In fact, Dragonfly recently announced a $650 million fund — a move that some observers considered bold given the current market downturn.
“This is the perfect time to double down on our efforts,” Qureshi said. “Why would you double down when prices are high? If you raise capital and deploy to historically high prices, that’s when you should be nervous.”
When asked if there had been some more existential changes in the cryptocurrency space over the past four months, he put it bluntly: “Have the fundamentals of the industry changed that much? No.”
Cryptocurrency and artificial intelligence: convergence or mirage?
While Dragonfly is exploring investments at the intersection of cryptocurrency and artificial intelligence, Qureshi cautioned against assuming that artificial intelligence will revive cryptocurrency momentum.
“Will AI save cryptocurrencies? F*** no,” he said. “AI agents using cryptography are still far away – it will take years.”
He saw a familiar encryption pattern that goes hand in hand with any emerging technology trend. “Chatbots are exciting? That’s great — we have chatbots with tokens. Agents are exciting? That’s great — you can buy the first tier for agents,” he said. “As an investor, you have to slow down.”
This doesn’t mean that the cryptocurrency’s identity is straying away from its roots. Qureshi said recent suggestions that the industry has caved to Wall Street miss the point.
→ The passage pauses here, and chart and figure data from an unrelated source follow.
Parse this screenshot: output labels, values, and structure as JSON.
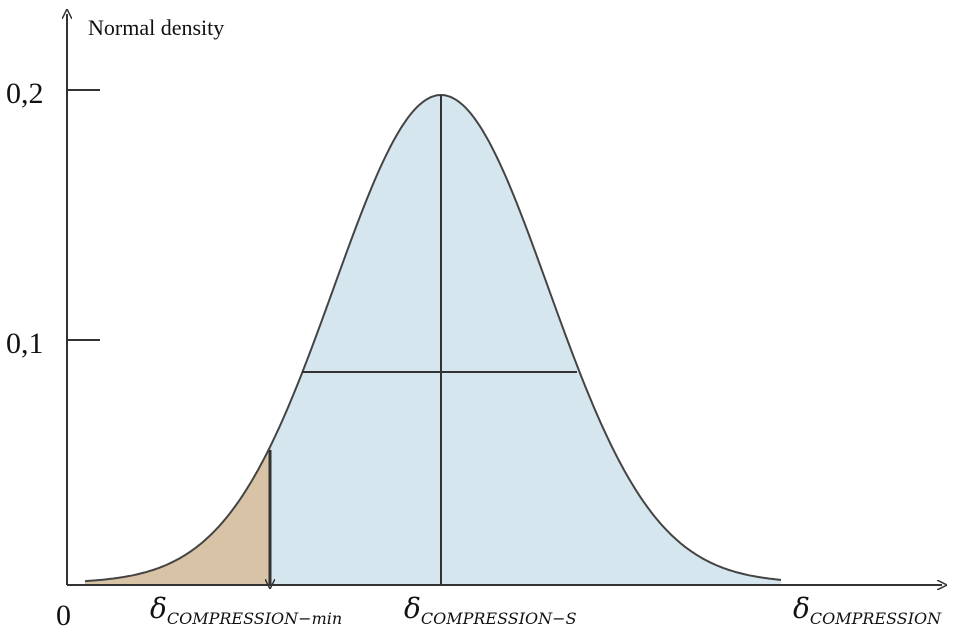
{
  "y_axis": {
    "label": "Normal density",
    "ticks": [
      "0,2",
      "0,1"
    ]
  },
  "origin_label": "0",
  "x_labels": [
    {
      "symbol": "δ",
      "subscript": "COMPRESSION−min"
    },
    {
      "symbol": "δ",
      "subscript": "COMPRESSION−S"
    },
    {
      "symbol": "δ",
      "subscript": "COMPRESSION"
    }
  ]
}
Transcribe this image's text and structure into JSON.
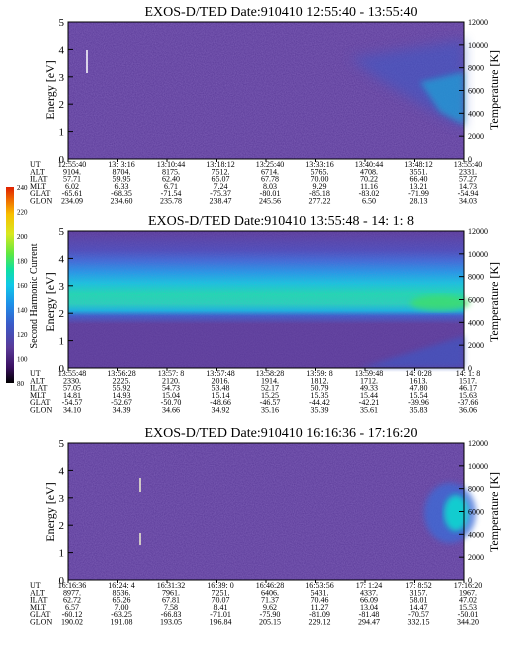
{
  "colors": {
    "background_purple": "#5a3a98",
    "sheet": "#ffffff",
    "ink": "#000000",
    "colorbar": [
      "#000000",
      "#3a1060",
      "#5a3a98",
      "#3a5ac8",
      "#1e8ee8",
      "#10c8e8",
      "#10e0a0",
      "#60e840",
      "#d8e820",
      "#f8c000",
      "#f07000",
      "#e02000"
    ]
  },
  "colorbar": {
    "label": "Second Harmonic Current",
    "ticks": [
      "240",
      "220",
      "200",
      "180",
      "160",
      "140",
      "120",
      "100",
      "80"
    ]
  },
  "panels": [
    {
      "title": "EXOS-D/TED   Date:910410   12:55:40 - 13:55:40",
      "ylabel_left": "Energy [eV]",
      "ylabel_right": "Temperature [K]",
      "left_ticks": [
        "5",
        "4",
        "3",
        "2",
        "1",
        "0"
      ],
      "right_ticks": [
        "12000",
        "10000",
        "8000",
        "6000",
        "4000",
        "2000",
        "0"
      ],
      "table": {
        "labels": [
          "UT",
          "ALT",
          "ILAT",
          "MLT",
          "GLAT",
          "GLON"
        ],
        "columns": [
          [
            "12:55:40",
            "9104.",
            "57.71",
            "6.02",
            "-65.61",
            "234.09"
          ],
          [
            "13: 3:16",
            "8704.",
            "59.95",
            "6.33",
            "-68.35",
            "234.60"
          ],
          [
            "13:10:44",
            "8175.",
            "62.40",
            "6.71",
            "-71.54",
            "235.78"
          ],
          [
            "13:18:12",
            "7512.",
            "65.07",
            "7.24",
            "-75.37",
            "238.47"
          ],
          [
            "13:25:40",
            "6714.",
            "67.78",
            "8.03",
            "-80.01",
            "245.56"
          ],
          [
            "13:33:16",
            "5765.",
            "70.00",
            "9.29",
            "-85.18",
            "277.22"
          ],
          [
            "13:40:44",
            "4708.",
            "70.22",
            "11.16",
            "-83.02",
            "6.50"
          ],
          [
            "13:48:12",
            "3551.",
            "66.40",
            "13.21",
            "-71.99",
            "28.13"
          ],
          [
            "13:55:40",
            "2331.",
            "57.27",
            "14.73",
            "-54.94",
            "34.03"
          ]
        ]
      }
    },
    {
      "title": "EXOS-D/TED   Date:910410   13:55:48 - 14: 1: 8",
      "ylabel_left": "Energy [eV]",
      "ylabel_right": "Temperature [K]",
      "left_ticks": [
        "5",
        "4",
        "3",
        "2",
        "1",
        "0"
      ],
      "right_ticks": [
        "12000",
        "10000",
        "8000",
        "6000",
        "4000",
        "2000",
        "0"
      ],
      "table": {
        "labels": [
          "UT",
          "ALT",
          "ILAT",
          "MLT",
          "GLAT",
          "GLON"
        ],
        "columns": [
          [
            "13:55:48",
            "2330.",
            "57.05",
            "14.81",
            "-54.57",
            "34.10"
          ],
          [
            "13:56:28",
            "2225.",
            "55.92",
            "14.93",
            "-52.67",
            "34.39"
          ],
          [
            "13:57: 8",
            "2120.",
            "54.73",
            "15.04",
            "-50.70",
            "34.66"
          ],
          [
            "13:57:48",
            "2016.",
            "53.48",
            "15.14",
            "-48.66",
            "34.92"
          ],
          [
            "13:58:28",
            "1914.",
            "52.17",
            "15.25",
            "-46.57",
            "35.16"
          ],
          [
            "13:59: 8",
            "1812.",
            "50.79",
            "15.35",
            "-44.42",
            "35.39"
          ],
          [
            "13:59:48",
            "1712.",
            "49.33",
            "15.44",
            "-42.21",
            "35.61"
          ],
          [
            "14: 0:28",
            "1613.",
            "47.80",
            "15.54",
            "-39.96",
            "35.83"
          ],
          [
            "14: 1: 8",
            "1517.",
            "46.17",
            "15.63",
            "-37.66",
            "36.06"
          ]
        ]
      }
    },
    {
      "title": "EXOS-D/TED   Date:910410   16:16:36 - 17:16:20",
      "ylabel_left": "Energy [eV]",
      "ylabel_right": "Temperature [K]",
      "left_ticks": [
        "5",
        "4",
        "3",
        "2",
        "1",
        "0"
      ],
      "right_ticks": [
        "12000",
        "10000",
        "8000",
        "6000",
        "4000",
        "2000",
        "0"
      ],
      "table": {
        "labels": [
          "UT",
          "ALT",
          "ILAT",
          "MLT",
          "GLAT",
          "GLON"
        ],
        "columns": [
          [
            "16:16:36",
            "8977.",
            "62.72",
            "6.57",
            "-60.12",
            "190.02"
          ],
          [
            "16:24: 4",
            "8536.",
            "65.26",
            "7.00",
            "-63.25",
            "191.08"
          ],
          [
            "16:31:32",
            "7961.",
            "67.81",
            "7.58",
            "-66.83",
            "193.05"
          ],
          [
            "16:39: 0",
            "7251.",
            "70.07",
            "8.41",
            "-71.01",
            "196.84"
          ],
          [
            "16:46:28",
            "6406.",
            "71.37",
            "9.62",
            "-75.90",
            "205.15"
          ],
          [
            "16:53:56",
            "5431.",
            "70.46",
            "11.27",
            "-81.09",
            "229.12"
          ],
          [
            "17: 1:24",
            "4337.",
            "66.09",
            "13.04",
            "-81.48",
            "294.47"
          ],
          [
            "17: 8:52",
            "3157.",
            "58.01",
            "14.47",
            "-70.57",
            "332.15"
          ],
          [
            "17:16:20",
            "1967.",
            "47.02",
            "15.53",
            "-50.01",
            "344.20"
          ]
        ]
      }
    }
  ],
  "chart_data": [
    {
      "type": "heatmap",
      "title": "EXOS-D/TED   Date:910410   12:55:40 - 13:55:40",
      "xlabel": "UT",
      "ylabel": "Energy [eV]",
      "ylabel_right": "Temperature [K]",
      "ylim": [
        0,
        5
      ],
      "ylim_right": [
        0,
        12000
      ],
      "x": [
        "12:55:40",
        "13: 3:16",
        "13:10:44",
        "13:18:12",
        "13:25:40",
        "13:33:16",
        "13:40:44",
        "13:48:12",
        "13:55:40"
      ],
      "colorbar_label": "Second Harmonic Current",
      "colorbar_range": [
        80,
        240
      ]
    },
    {
      "type": "heatmap",
      "title": "EXOS-D/TED   Date:910410   13:55:48 - 14: 1: 8",
      "xlabel": "UT",
      "ylabel": "Energy [eV]",
      "ylabel_right": "Temperature [K]",
      "ylim": [
        0,
        5
      ],
      "ylim_right": [
        0,
        12000
      ],
      "x": [
        "13:55:48",
        "13:56:28",
        "13:57: 8",
        "13:57:48",
        "13:58:28",
        "13:59: 8",
        "13:59:48",
        "14: 0:28",
        "14: 1: 8"
      ],
      "colorbar_label": "Second Harmonic Current",
      "colorbar_range": [
        80,
        240
      ]
    },
    {
      "type": "heatmap",
      "title": "EXOS-D/TED   Date:910410   16:16:36 - 17:16:20",
      "xlabel": "UT",
      "ylabel": "Energy [eV]",
      "ylabel_right": "Temperature [K]",
      "ylim": [
        0,
        5
      ],
      "ylim_right": [
        0,
        12000
      ],
      "x": [
        "16:16:36",
        "16:24: 4",
        "16:31:32",
        "16:39: 0",
        "16:46:28",
        "16:53:56",
        "17: 1:24",
        "17: 8:52",
        "17:16:20"
      ],
      "colorbar_label": "Second Harmonic Current",
      "colorbar_range": [
        80,
        240
      ]
    }
  ]
}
“A lot of people say cryptocurrencies have capitulated and become a tool of Wall Street. I think that’s foolish,” he said. “The whole point of Bitcoin is that it encompasses everyone’s use of the same technology. No one’s use affects anyone else’s use.”
Loop, don’t crash
Qureshi attributes much of today’s pessimism to short-term horizons and simple fatigue.
“People working in the cryptocurrency industry have a pathologically short-sighted outlook,” he said. “The price has dropped a lot.”
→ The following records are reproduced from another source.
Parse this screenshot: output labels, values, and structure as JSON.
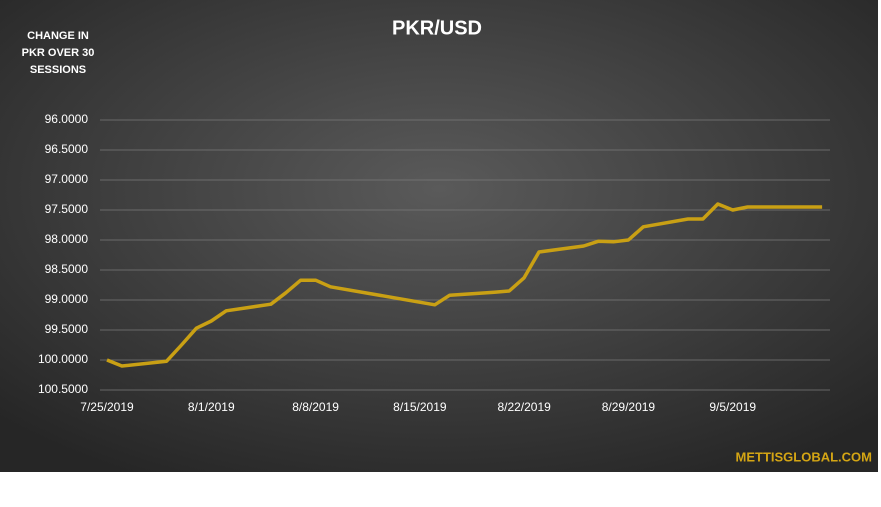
{
  "chart_data": {
    "type": "line",
    "title": "PKR/USD",
    "ylabel_lines": [
      "CHANGE IN",
      "PKR OVER 30",
      "SESSIONS"
    ],
    "credit": "METTISGLOBAL.COM",
    "x": [
      "7/25/2019",
      "7/26/2019",
      "7/29/2019",
      "7/30/2019",
      "7/31/2019",
      "8/1/2019",
      "8/2/2019",
      "8/5/2019",
      "8/6/2019",
      "8/7/2019",
      "8/8/2019",
      "8/9/2019",
      "8/16/2019",
      "8/17/2019",
      "8/20/2019",
      "8/21/2019",
      "8/22/2019",
      "8/23/2019",
      "8/26/2019",
      "8/27/2019",
      "8/28/2019",
      "8/29/2019",
      "8/30/2019",
      "9/2/2019",
      "9/3/2019",
      "9/4/2019",
      "9/5/2019",
      "9/6/2019",
      "9/9/2019",
      "9/10/2019",
      "9/11/2019"
    ],
    "series": [
      {
        "name": "PKR/USD",
        "color": "#c9a014",
        "values": [
          100.0,
          100.1,
          100.02,
          99.75,
          99.47,
          99.35,
          99.18,
          99.07,
          98.88,
          98.67,
          98.67,
          98.78,
          99.08,
          98.92,
          98.87,
          98.85,
          98.63,
          98.2,
          98.1,
          98.02,
          98.03,
          98.0,
          97.78,
          97.65,
          97.65,
          97.4,
          97.5,
          97.45,
          97.45,
          97.45,
          97.45
        ]
      }
    ],
    "xlim": [
      "7/25/2019",
      "9/12/2019"
    ],
    "xticks": [
      "7/25/2019",
      "8/1/2019",
      "8/8/2019",
      "8/15/2019",
      "8/22/2019",
      "8/29/2019",
      "9/5/2019"
    ],
    "ylim": [
      96,
      100.5
    ],
    "y_inverted": true,
    "yticks": [
      {
        "value": 96,
        "label": "96.0000"
      },
      {
        "value": 96.5,
        "label": "96.5000"
      },
      {
        "value": 97,
        "label": "97.0000"
      },
      {
        "value": 97.5,
        "label": "97.5000"
      },
      {
        "value": 98,
        "label": "98.0000"
      },
      {
        "value": 98.5,
        "label": "98.5000"
      },
      {
        "value": 99,
        "label": "99.0000"
      },
      {
        "value": 99.5,
        "label": "99.5000"
      },
      {
        "value": 100,
        "label": "100.0000"
      },
      {
        "value": 100.5,
        "label": "100.5000"
      }
    ],
    "grid": true
  }
}
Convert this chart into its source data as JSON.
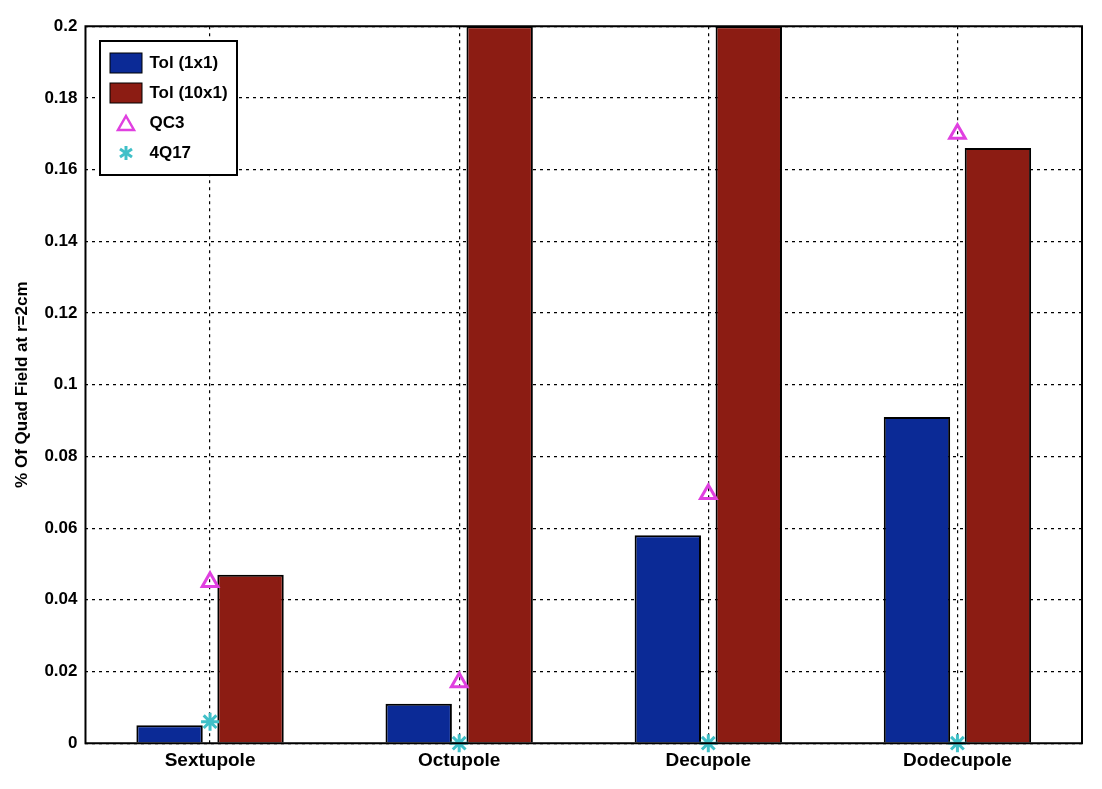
{
  "chart_data": {
    "type": "bar",
    "ylabel": "% Of Quad Field at r=2cm",
    "categories": [
      "Sextupole",
      "Octupole",
      "Decupole",
      "Dodecupole"
    ],
    "series": [
      {
        "name": "Tol (1x1)",
        "color": "#0b2a96",
        "values": [
          0.005,
          0.011,
          0.058,
          0.091
        ]
      },
      {
        "name": "Tol (10x1)",
        "color": "#8c1c13",
        "values": [
          0.047,
          0.2,
          0.2,
          0.166
        ]
      },
      {
        "name": "QC3",
        "color": "#e040e0",
        "type": "scatter",
        "marker": "triangle",
        "values": [
          0.045,
          0.017,
          0.0695,
          0.17
        ]
      },
      {
        "name": "4Q17",
        "color": "#40c0c8",
        "type": "scatter",
        "marker": "cross",
        "values": [
          0.006,
          0,
          0,
          0
        ]
      }
    ],
    "ylim": [
      0,
      0.2
    ],
    "yticks": [
      0,
      0.02,
      0.04,
      0.06,
      0.08,
      0.1,
      0.12,
      0.14,
      0.16,
      0.18,
      0.2
    ],
    "grid": true,
    "legend": "top left"
  }
}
From ETF-driven gains to tariff-induced pullbacks, volatility has defined the industry for more than a decade. He believes this pattern is neither new nor deadly.
“This idea that no one will use stablecoins anymore because the price has dropped? Ridiculous,” he said.
For Qureshi, the story is not about artificial intelligence replacing cryptocurrencies, nor is it about the decline of cryptocurrencies. It’s about cycles and patience.
“Calm down,” he said. “This is not a disaster.”